7 A 2 : A pass directly after a natural, non-forcing one-level suit opening bid must not show, or usually have, any values.

You may be in that seat holding a hand with values but no suitable suit to overcall, not the right shape for a take-out double and not the strength to overcall 1NT according to your system.

Agreed that pass must not SHOW any values by partnership agreement, but according to the regulation it must also not HAVE any values.

What do you do?

Comments

  • The words are 'usually have' - so it does allow exceptions. Sometimes you do have high card values but have no sensible bid in your system e.g. a 3-3-3-4 12 count. (You can convey this to partner by pausing before passing of course - TIC). Equally you may have fewer high card points but have values (which I would interpret as 'trick-taking capabilities') in length in one or more suits, when you can overcall.

    The aim of the rule is to ensure that 'pass' cannot be used constructively.

    if you did not include the word 'usually' then you would have to bid/ double on any hand stronger than 432,432,432,5432.

  • The regulation is to stop you playing that pass shows (e.g.) 11+ HCP while all bids show less
    The 'usually' is to stop you playing pass shows 11+ HCP OR a 3343 0-count with 4 cards in opener's suit

  • In another thread we concluded that a system can define which hands are strong enough for a 1-of-a-suit opening more or less as it likes (as long as it conforms to the minimums specified in the Blue Book), but all hands that are considered to be a 1-of-a-suit opening have to be stronger than all hands that are considered to be opened with a pass if they have a broadly similar shape.
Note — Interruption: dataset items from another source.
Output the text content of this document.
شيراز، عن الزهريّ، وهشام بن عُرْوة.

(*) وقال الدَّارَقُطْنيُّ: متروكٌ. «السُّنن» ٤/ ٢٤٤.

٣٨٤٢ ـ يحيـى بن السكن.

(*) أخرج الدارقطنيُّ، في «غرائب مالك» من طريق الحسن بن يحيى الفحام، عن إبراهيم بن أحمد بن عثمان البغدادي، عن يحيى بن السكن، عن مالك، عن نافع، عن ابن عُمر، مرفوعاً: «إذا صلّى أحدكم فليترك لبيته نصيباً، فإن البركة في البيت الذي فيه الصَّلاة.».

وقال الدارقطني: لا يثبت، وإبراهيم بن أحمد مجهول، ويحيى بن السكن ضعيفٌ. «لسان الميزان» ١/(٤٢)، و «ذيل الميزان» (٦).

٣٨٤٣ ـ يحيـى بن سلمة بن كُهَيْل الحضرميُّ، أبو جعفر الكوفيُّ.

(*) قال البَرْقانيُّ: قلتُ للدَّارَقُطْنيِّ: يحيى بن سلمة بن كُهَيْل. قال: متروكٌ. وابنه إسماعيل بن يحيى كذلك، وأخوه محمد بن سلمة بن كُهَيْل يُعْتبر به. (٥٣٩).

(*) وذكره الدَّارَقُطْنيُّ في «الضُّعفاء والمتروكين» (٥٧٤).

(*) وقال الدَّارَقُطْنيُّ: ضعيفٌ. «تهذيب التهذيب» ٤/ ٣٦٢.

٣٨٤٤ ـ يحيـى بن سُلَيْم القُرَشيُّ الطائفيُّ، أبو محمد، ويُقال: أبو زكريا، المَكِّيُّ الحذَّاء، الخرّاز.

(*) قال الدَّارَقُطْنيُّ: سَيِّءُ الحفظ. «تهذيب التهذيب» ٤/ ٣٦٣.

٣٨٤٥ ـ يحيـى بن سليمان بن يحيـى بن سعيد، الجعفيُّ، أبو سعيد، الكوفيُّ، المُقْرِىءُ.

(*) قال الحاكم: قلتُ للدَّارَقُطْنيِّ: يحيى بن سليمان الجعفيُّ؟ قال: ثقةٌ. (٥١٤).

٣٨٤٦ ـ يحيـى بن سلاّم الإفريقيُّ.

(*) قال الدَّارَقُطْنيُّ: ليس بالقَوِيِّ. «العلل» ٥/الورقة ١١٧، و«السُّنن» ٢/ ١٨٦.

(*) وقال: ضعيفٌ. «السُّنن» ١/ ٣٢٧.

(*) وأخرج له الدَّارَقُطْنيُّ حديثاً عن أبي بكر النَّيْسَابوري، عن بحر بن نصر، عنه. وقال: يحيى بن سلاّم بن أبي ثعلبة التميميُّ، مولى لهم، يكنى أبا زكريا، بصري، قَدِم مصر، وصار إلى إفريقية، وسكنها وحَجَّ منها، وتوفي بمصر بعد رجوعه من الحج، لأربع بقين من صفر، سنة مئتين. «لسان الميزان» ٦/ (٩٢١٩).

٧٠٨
So for example, if 12 HCP in a 5=3=3=2 hand is good enough for a 1!s opening, you wouldn't expect 15 HCP in a 5=3=3=2 hand to be a pass.

    I think a similar principle applies to overcalls. It's very common to play that a pass shows either a bad hand or the opponent's suit, and that's legal as long as you have a contiguous range of strengths for the passes; maybe you'll pass up to 18HCP if your only suit is the opponent's, and that's fine (even though it could be argued to be "having values"), so long as you wouldn't bid on a weaker hand that has the same shape. (And this is true even if, say, you'd bid on 0 HCP with an 8-card suit that isn't the opener's! That's a different hand shape, so it isn't comparable.)

  • I don't really see a problem. Most of the time when you pass it is because you don't have the values to do anything else. Some of the time you have values but no appropriate action other than pass, because of some flaw in your hand that makes some positive action unattractive. Most of the situations where you will do this are easily recognisable, and they do not happen frequently enough to come within "usually".